Independent forecasters have been told they could be imprisoned for up to ten years—or fined up to £800,000—if they issue incorrect severe weather warnings without official permission.
The threat is contained in a new law designed to prevent panic and economic damage caused by false predictions of gale force winds, flash flooding or drought.
The proposed amendment to South Africa’s Weather Service Bill would mean that anyone wanting to issue a severe weather warning would first need to get written permission from the country’s official national weather service.
If found guilty of breaching the law, first offenders could face up to five years in prison or a five million rand (£400,000) fine.
Repeat offenders face a maximum of 10 years imprisonment or a ten million rand (£800,000) fine.
The governing African National Congress (ANC) sponsored amendment was on Thursday lambasted by politicians from South Africa’s opposition party the Democratic Alliance (DA).

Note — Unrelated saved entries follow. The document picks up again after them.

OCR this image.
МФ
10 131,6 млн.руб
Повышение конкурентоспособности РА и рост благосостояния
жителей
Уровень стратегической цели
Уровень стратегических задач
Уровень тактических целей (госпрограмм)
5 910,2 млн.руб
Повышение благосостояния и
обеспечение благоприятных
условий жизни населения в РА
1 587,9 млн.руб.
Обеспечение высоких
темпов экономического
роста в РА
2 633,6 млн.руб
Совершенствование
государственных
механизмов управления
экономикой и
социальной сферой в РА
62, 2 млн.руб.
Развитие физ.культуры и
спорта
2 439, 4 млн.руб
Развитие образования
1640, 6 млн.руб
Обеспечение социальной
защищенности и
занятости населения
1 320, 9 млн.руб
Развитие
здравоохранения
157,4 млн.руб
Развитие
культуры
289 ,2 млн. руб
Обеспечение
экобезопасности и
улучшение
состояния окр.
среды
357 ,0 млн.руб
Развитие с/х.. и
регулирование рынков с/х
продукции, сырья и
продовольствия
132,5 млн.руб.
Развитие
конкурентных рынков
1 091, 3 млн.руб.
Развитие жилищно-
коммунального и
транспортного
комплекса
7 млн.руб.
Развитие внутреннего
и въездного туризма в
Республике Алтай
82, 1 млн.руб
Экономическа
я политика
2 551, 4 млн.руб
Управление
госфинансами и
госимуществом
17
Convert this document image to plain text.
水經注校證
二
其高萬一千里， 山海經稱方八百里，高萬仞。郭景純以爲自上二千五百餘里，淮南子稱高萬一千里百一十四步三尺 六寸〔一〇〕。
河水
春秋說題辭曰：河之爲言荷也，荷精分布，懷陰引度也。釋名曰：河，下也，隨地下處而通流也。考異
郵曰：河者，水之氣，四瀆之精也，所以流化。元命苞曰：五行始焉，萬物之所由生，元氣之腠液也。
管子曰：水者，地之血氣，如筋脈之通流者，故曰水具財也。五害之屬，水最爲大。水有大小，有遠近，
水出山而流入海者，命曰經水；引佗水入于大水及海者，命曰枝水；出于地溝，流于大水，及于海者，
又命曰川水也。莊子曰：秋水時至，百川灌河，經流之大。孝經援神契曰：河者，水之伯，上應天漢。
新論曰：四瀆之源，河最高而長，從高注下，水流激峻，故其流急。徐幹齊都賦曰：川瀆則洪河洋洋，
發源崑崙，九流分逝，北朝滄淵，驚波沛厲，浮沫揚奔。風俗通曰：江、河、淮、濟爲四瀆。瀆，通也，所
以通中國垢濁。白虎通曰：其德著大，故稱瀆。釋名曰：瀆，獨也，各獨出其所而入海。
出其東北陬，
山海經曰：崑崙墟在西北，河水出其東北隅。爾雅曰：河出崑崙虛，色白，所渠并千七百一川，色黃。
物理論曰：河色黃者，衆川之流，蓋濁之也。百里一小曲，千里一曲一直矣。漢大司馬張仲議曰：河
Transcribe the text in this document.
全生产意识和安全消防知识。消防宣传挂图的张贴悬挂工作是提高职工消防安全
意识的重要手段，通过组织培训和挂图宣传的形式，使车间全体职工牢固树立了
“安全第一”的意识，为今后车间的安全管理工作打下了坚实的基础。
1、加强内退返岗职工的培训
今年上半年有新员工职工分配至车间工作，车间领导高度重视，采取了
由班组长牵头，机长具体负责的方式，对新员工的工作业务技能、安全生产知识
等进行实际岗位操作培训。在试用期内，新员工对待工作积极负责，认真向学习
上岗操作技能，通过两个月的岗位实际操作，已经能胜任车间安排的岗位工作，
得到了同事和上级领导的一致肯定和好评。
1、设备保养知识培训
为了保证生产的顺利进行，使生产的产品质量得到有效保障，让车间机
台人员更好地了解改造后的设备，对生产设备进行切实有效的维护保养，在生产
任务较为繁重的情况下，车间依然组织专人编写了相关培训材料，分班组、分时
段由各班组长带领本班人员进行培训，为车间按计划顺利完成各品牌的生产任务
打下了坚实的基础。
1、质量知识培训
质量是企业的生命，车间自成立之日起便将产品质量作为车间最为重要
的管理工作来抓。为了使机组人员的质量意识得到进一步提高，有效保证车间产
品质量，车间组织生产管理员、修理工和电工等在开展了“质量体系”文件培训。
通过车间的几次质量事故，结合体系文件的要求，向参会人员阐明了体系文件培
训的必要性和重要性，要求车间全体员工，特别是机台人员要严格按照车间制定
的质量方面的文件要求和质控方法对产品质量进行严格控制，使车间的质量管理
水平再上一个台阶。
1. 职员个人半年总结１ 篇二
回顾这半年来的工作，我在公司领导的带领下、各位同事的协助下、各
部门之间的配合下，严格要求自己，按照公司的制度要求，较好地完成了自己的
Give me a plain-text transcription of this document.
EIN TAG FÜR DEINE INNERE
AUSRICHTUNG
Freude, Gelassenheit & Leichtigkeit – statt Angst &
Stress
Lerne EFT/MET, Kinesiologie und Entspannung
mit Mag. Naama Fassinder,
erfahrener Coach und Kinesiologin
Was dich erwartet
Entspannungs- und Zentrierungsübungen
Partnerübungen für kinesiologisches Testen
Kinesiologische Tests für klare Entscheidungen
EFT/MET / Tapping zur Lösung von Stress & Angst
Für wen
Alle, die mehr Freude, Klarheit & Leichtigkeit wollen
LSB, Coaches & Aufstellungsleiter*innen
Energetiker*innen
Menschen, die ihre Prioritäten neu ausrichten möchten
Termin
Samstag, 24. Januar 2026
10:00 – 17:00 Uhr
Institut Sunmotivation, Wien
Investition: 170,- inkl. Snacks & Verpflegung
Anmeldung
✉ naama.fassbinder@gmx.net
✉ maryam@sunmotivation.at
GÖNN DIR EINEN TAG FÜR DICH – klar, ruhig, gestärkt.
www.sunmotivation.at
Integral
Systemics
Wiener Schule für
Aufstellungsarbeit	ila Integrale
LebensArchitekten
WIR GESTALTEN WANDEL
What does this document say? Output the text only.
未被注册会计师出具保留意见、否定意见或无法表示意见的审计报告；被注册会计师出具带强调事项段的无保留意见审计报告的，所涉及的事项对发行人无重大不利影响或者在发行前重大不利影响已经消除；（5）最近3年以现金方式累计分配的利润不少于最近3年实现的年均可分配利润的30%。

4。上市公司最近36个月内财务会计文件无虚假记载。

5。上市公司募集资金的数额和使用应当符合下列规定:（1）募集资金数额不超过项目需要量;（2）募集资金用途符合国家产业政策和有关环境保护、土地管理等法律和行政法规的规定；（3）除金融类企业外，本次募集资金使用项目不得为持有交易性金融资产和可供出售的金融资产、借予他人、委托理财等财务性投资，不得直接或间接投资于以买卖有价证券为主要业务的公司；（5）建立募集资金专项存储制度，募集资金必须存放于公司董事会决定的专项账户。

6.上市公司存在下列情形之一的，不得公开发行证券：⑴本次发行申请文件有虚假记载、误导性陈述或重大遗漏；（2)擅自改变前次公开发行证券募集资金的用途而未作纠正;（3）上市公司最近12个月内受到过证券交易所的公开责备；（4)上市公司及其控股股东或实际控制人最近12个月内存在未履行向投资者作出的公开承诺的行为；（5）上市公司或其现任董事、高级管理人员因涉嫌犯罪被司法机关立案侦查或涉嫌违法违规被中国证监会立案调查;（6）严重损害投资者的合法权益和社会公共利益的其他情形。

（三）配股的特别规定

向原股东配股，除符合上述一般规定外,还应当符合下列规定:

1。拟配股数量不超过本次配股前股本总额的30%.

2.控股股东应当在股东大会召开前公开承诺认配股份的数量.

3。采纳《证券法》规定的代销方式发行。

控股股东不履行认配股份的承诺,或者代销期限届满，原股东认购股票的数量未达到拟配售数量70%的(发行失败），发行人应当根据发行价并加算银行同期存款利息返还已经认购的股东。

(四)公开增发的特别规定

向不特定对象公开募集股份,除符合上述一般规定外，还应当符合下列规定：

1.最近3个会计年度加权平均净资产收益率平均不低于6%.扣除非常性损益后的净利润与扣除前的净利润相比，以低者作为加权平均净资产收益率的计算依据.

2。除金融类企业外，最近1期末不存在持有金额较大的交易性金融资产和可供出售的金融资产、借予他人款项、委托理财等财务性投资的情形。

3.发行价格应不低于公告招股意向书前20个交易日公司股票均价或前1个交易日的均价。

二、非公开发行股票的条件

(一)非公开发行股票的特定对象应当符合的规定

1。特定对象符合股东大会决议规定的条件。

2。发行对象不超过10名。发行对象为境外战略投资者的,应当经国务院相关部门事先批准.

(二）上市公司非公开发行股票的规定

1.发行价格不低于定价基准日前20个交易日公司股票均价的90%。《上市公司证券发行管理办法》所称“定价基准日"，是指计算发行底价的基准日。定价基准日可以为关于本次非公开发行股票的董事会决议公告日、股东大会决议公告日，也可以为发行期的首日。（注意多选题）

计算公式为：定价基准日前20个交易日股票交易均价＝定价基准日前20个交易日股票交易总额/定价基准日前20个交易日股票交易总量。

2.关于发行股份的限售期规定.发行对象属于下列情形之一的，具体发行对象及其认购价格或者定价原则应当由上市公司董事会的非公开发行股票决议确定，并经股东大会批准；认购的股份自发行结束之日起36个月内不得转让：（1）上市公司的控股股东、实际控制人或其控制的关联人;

Spokesman Gareth Morgan described the “draconian” law change as an attempt to “establish and protect an unfair monopoly on services offered by the Weather Service”.
Mr Morgan said one upshot of the proposed change would be that a citizen who had seen, for example, an approaching tornado, would be unable to broadcast this information—either on television, the internet or radio—without first applying for written permission to do so.
He also pointed out that the proposed legal change contained a limitation of liability clause that would, in effect, meant that the official South African Weather Service could not itself be held liable it is made a mistake in predicting the weather.
“The bill, if passed in its current form, will have various undesirable consequences, and will make South Africans less safe,” Mr Morgan said.
“There is no reason to believe that the Weather Service, with its limited ability to measure and observe weather changes all around South Africa in real time, can respond quickly to all severe weather events, offering affected people sufficient warning”.
Johan Terblanche, founder of the independent South African Weather and Disaster Observation Service (Sawdos) said that public weather observations are “crucial” in supplementing the information supplied by weather monitoring instruments.
He added: “As the amendment Bill now reads, nobody will be able to issue any warning of approaching severe weather.”
But Isham Abader, deputy director general of the department of environmental affairs told South Africa’s Mail and Guardian newspaper: “The Bill merely seeks to prevent the transmission of unreliable information.
“Incorrect weather warnings could lead to the evacuation of an entire town at great expense to the tax payer.”
South Africa experiences huge variations in temperature and weather. The coastal areas are often buffeted by extremely high winds that can be dangerous for seafarers.
Low-lying inland areas, especially in the hotter north, experience lengthy droughts. Highland areas around the country’s political capital Pretoria often suffer intense electrical and rain storms.